La primera prioridad del Comando Sur es combatir el narcotráfico desde los Andes hasta el Río Grande. Con el final de la Guerra Fría, la lucha contra el comunismo dejó de ser el principal objetivo de las fuerzas armadas de Estado Unidos; el Comando Sur se concentró cada vez más en iniciativas coercitivas de lucha contra las drogas, y los fondos para librar esa batalla fueron abundantes.
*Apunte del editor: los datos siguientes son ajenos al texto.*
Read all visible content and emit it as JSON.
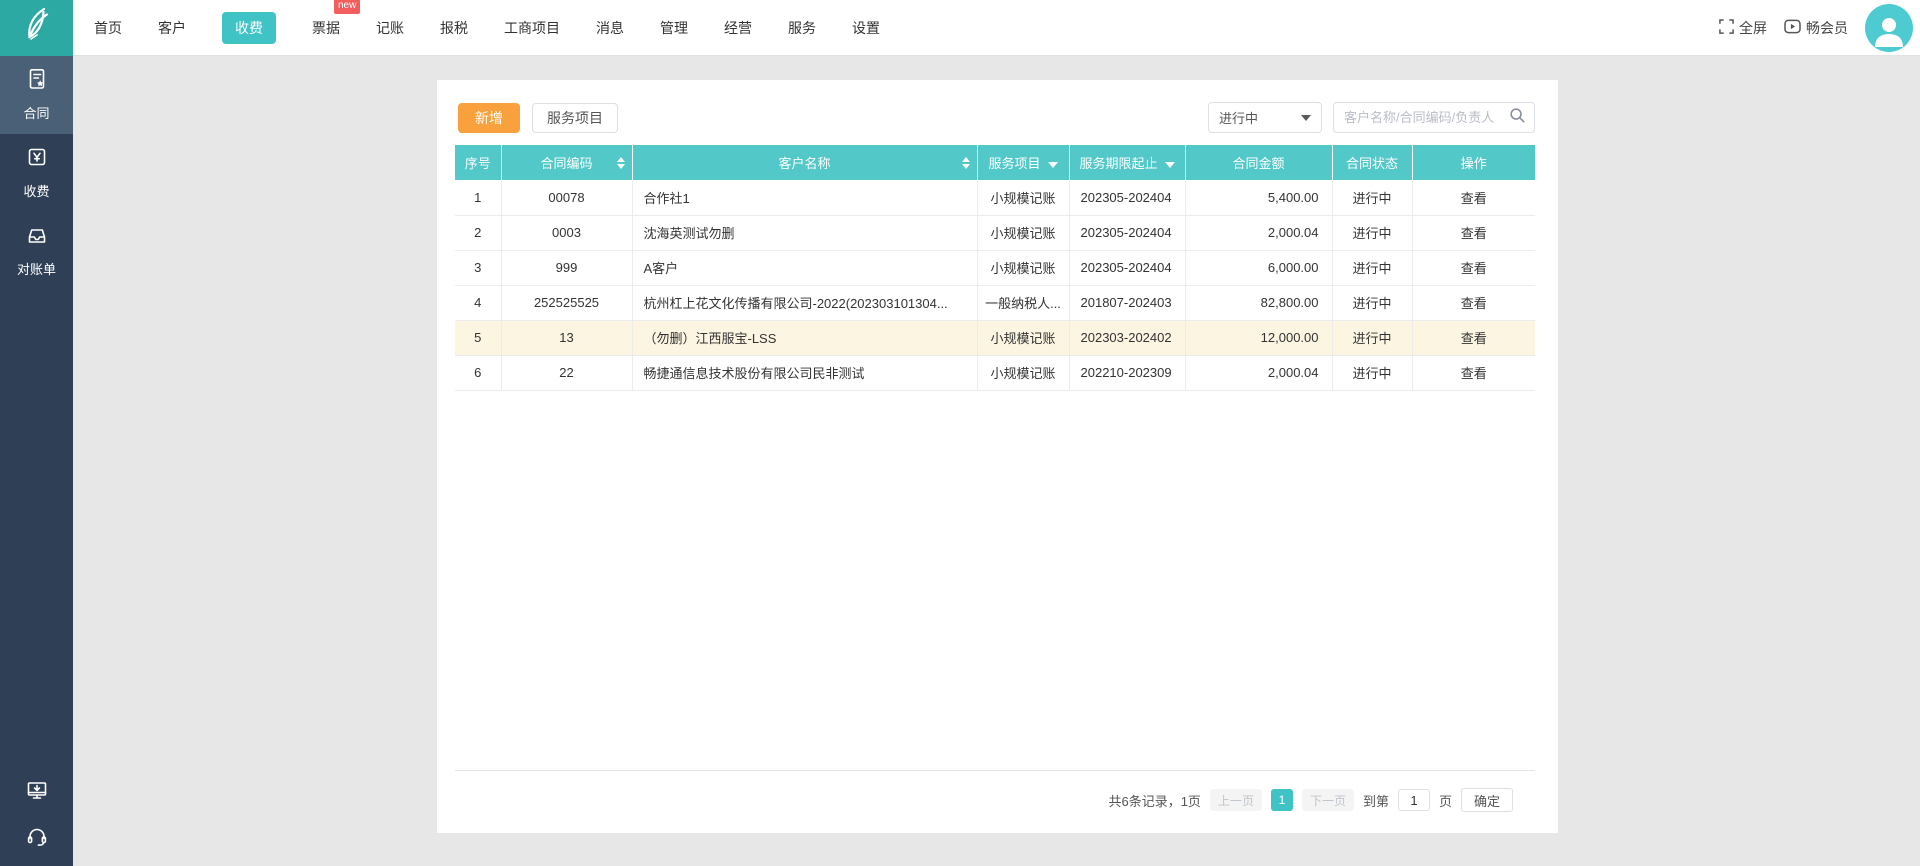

Pero el cambio de comandantes es una oportunidad para que Estados Unidos revise, de una vez por todas, su doctrina regional a fin de ocuparse de otras necesidades de seguridad apremiantes.

Los atentados terroristas del 11 de septiembre de 2001 paradójicamente reforzaron el interés del ejército de Estados Unidos en combatir a los traficantes de drogas ilícitas. Si bien otras fuerzas estadounidenses se involucraron considerablemente en la "guerra contra el terrorismo", el Comando Sur incrementó su "guerra contra las drogas", en tanto sus comandantes se concentraron en atrapar a los jefes de la industria en los Andes, México y América Central.

Eso sucedió en parte porque, luego del 11 de septiembre, América Latina era la única región del mundo que no presenció un ataque de terroristas transnacionales vinculados a Al-Qaeda, de manera que no parecía muy necesario llevar a cabo allí una actividad contraterrorista. Y, teniendo en cuenta que Estados Unidos sigue siendo el mayor mercado de drogas ilegales del mundo, el interés de sus dirigentes en la guerra contra las drogas en América Latina no parece equivocado, al menos no en la superficie.